Two weeks later, Burns signed to fight top-ranked black American contender Jack Johnson at Rushcutter’s Bay, outside Sydney. On Dec. 26, 1908, in the first inter-racial title fight in the history of the heavyweight division, Johnson was awarded a 14th –round technical knockout.
Though he continued fighting for another 12 years, Burns never got another title shot. Mercilessly ridiculed and shunned for allowing a black man to challenge for the crown, the little Canadian hung up his gloves for good in 1920, ending his career with a record of 48-6-8, with 39 of those victories coming by KO.
In retirement, Burns tried his hand at several business ventures – including a clothing store in Calgary and a tavern in Tacoma, Washington. He also dabbled in promoting and managing other fighters. In his later years he became an ordained minister in California, and while attending a religious conference in Vancouver in 1955, he died of a heart attack just a few weeks short of his 74th birthday.
Ironically, it was only in death that Burns received the acclaim so long denied him. In 1960 he was inducted into the International Boxing Hall of Fame, but it wasn’t until a 1961 Sports Illustrated story revealed he’d been buried in an unmarked grave that a suitable plaque was struck to mark his final resting place.
Hockey great Fred (Cyclone) Taylor, who had played lacrosse against Burns when they were teenagers in Ontario, rounded up some old teammates and raised the funds to pay for the modest 28-x-16-inch plaque and its terse inscription.

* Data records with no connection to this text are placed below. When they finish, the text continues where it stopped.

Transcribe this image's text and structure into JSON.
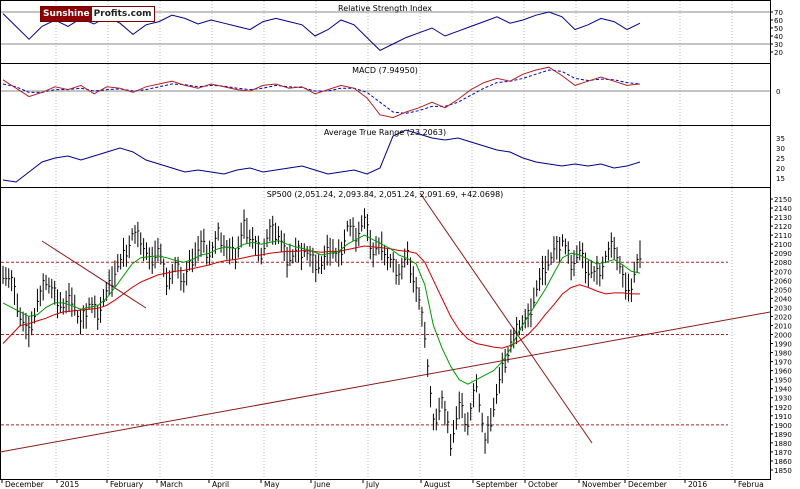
{
  "logo": {
    "part1": "Sunshine",
    "part2": "Profits.com"
  },
  "chart_data": [
    {
      "type": "line",
      "title": "Relative Strength Index",
      "ylim": [
        10,
        80
      ],
      "y_ticks": [
        70,
        60,
        50,
        40,
        30,
        20
      ],
      "reference_lines": [
        70,
        30
      ],
      "series": [
        {
          "values": [
            68,
            52,
            36,
            52,
            60,
            52,
            62,
            55,
            64,
            56,
            42,
            54,
            58,
            66,
            62,
            55,
            60,
            56,
            52,
            48,
            58,
            62,
            58,
            54,
            40,
            48,
            60,
            54,
            38,
            22,
            30,
            38,
            44,
            50,
            40,
            46,
            52,
            58,
            64,
            56,
            60,
            66,
            70,
            64,
            48,
            54,
            62,
            58,
            48,
            56
          ]
        }
      ]
    },
    {
      "type": "line",
      "title": "MACD (7.94950)",
      "y_ticks": [
        0
      ],
      "series": [
        {
          "values": [
            16,
            4,
            -8,
            -2,
            6,
            2,
            8,
            -4,
            6,
            4,
            -2,
            6,
            10,
            14,
            8,
            4,
            10,
            6,
            2,
            0,
            8,
            10,
            4,
            6,
            -4,
            2,
            8,
            4,
            -10,
            -34,
            -38,
            -30,
            -24,
            -16,
            -24,
            -12,
            2,
            12,
            18,
            14,
            24,
            30,
            34,
            22,
            8,
            14,
            20,
            14,
            8,
            10
          ]
        },
        {
          "values": [
            10,
            6,
            -2,
            -2,
            2,
            2,
            4,
            0,
            2,
            3,
            0,
            2,
            6,
            10,
            9,
            6,
            8,
            7,
            4,
            2,
            4,
            8,
            6,
            5,
            0,
            0,
            4,
            4,
            -2,
            -16,
            -30,
            -32,
            -28,
            -22,
            -22,
            -16,
            -6,
            4,
            12,
            14,
            18,
            24,
            30,
            28,
            18,
            15,
            17,
            16,
            12,
            10
          ]
        }
      ]
    },
    {
      "type": "line",
      "title": "Average True Range (23.2063)",
      "ylim": [
        11,
        40
      ],
      "y_ticks": [
        35,
        30,
        25,
        20,
        15
      ],
      "series": [
        {
          "values": [
            14,
            13,
            18,
            23,
            25,
            26,
            24,
            26,
            28,
            30,
            28,
            24,
            22,
            20,
            18,
            19,
            18,
            17,
            19,
            20,
            18,
            19,
            20,
            21,
            19,
            17,
            18,
            19,
            17,
            20,
            36,
            39,
            37,
            35,
            34,
            35,
            33,
            31,
            29,
            28,
            25,
            23,
            22,
            21,
            22,
            21,
            22,
            20,
            21,
            23
          ]
        }
      ]
    },
    {
      "type": "line",
      "title": "SP500 (2,051.24, 2,093.84, 2,051.24, 2,091.69, +42.0698)",
      "ylim": [
        1845,
        2155
      ],
      "y_ticks": [
        2150,
        2140,
        2130,
        2120,
        2110,
        2100,
        2090,
        2080,
        2070,
        2060,
        2050,
        2040,
        2030,
        2020,
        2010,
        2000,
        1990,
        1980,
        1970,
        1960,
        1950,
        1940,
        1930,
        1920,
        1910,
        1900,
        1890,
        1880,
        1870,
        1860,
        1850
      ],
      "x_labels": [
        "December",
        "2015",
        "February",
        "March",
        "April",
        "May",
        "June",
        "July",
        "August",
        "September",
        "October",
        "November",
        "December",
        "2016",
        "Februa"
      ],
      "horizontal_levels": [
        2080,
        2000,
        1900
      ],
      "series": [
        {
          "name": "",
          "values": [
            2070,
            2060,
            2020,
            2000,
            2035,
            2060,
            2045,
            2030,
            2040,
            2010,
            2035,
            2025,
            2045,
            2070,
            2085,
            2110,
            2105,
            2080,
            2095,
            2060,
            2075,
            2060,
            2085,
            2100,
            2090,
            2110,
            2095,
            2085,
            2120,
            2105,
            2090,
            2115,
            2110,
            2085,
            2090,
            2095,
            2080,
            2075,
            2095,
            2085,
            2120,
            2110,
            2125,
            2090,
            2100,
            2080,
            2070,
            2085,
            2050,
            2000,
            1900,
            1930,
            1880,
            1920,
            1900,
            1950,
            1880,
            1920,
            1960,
            1990,
            2010,
            2020,
            2050,
            2075,
            2090,
            2105,
            2080,
            2090,
            2070,
            2065,
            2085,
            2100,
            2060,
            2050,
            2090
          ]
        },
        {
          "name": "",
          "values": [
            2035,
            2030,
            2025,
            2020,
            2022,
            2030,
            2035,
            2035,
            2032,
            2028,
            2030,
            2032,
            2040,
            2052,
            2065,
            2078,
            2085,
            2086,
            2087,
            2085,
            2082,
            2080,
            2083,
            2088,
            2090,
            2095,
            2097,
            2095,
            2100,
            2102,
            2100,
            2102,
            2104,
            2100,
            2097,
            2095,
            2092,
            2088,
            2090,
            2092,
            2100,
            2105,
            2110,
            2105,
            2100,
            2095,
            2088,
            2084,
            2078,
            2055,
            2010,
            1985,
            1965,
            1950,
            1945,
            1950,
            1955,
            1960,
            1970,
            1985,
            2005,
            2020,
            2035,
            2050,
            2068,
            2085,
            2090,
            2088,
            2083,
            2078,
            2080,
            2083,
            2077,
            2070,
            2068
          ]
        },
        {
          "name": "",
          "values": [
            1990,
            2000,
            2010,
            2012,
            2015,
            2018,
            2022,
            2025,
            2026,
            2027,
            2028,
            2029,
            2032,
            2038,
            2045,
            2052,
            2058,
            2062,
            2066,
            2068,
            2070,
            2071,
            2073,
            2075,
            2077,
            2080,
            2082,
            2083,
            2085,
            2087,
            2088,
            2090,
            2091,
            2092,
            2092,
            2093,
            2092,
            2091,
            2092,
            2092,
            2094,
            2096,
            2098,
            2097,
            2096,
            2095,
            2093,
            2092,
            2090,
            2080,
            2060,
            2040,
            2020,
            2005,
            1995,
            1990,
            1988,
            1986,
            1985,
            1988,
            1993,
            2000,
            2010,
            2022,
            2033,
            2045,
            2052,
            2055,
            2052,
            2048,
            2045,
            2046,
            2046,
            2045,
            2045
          ]
        }
      ]
    }
  ]
}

A more fitting epitaph for one of Canada’s true sports heroes might be the following assessment of Burns’s career, penned by Nat Fleischer, found of the The Ring, in 1970: "History shows that Tommy Burns, in addition to breaking the title’s colour barrier, was the first and only champion who was forced to dispose of every claimant, in every land where boxing was followed, before he received international recognition as possessor of the world heavyweight crown."
And it all started 100 years ago today.
For the little man they called the Hercules of Hanover, it was truly a gigantic achievement.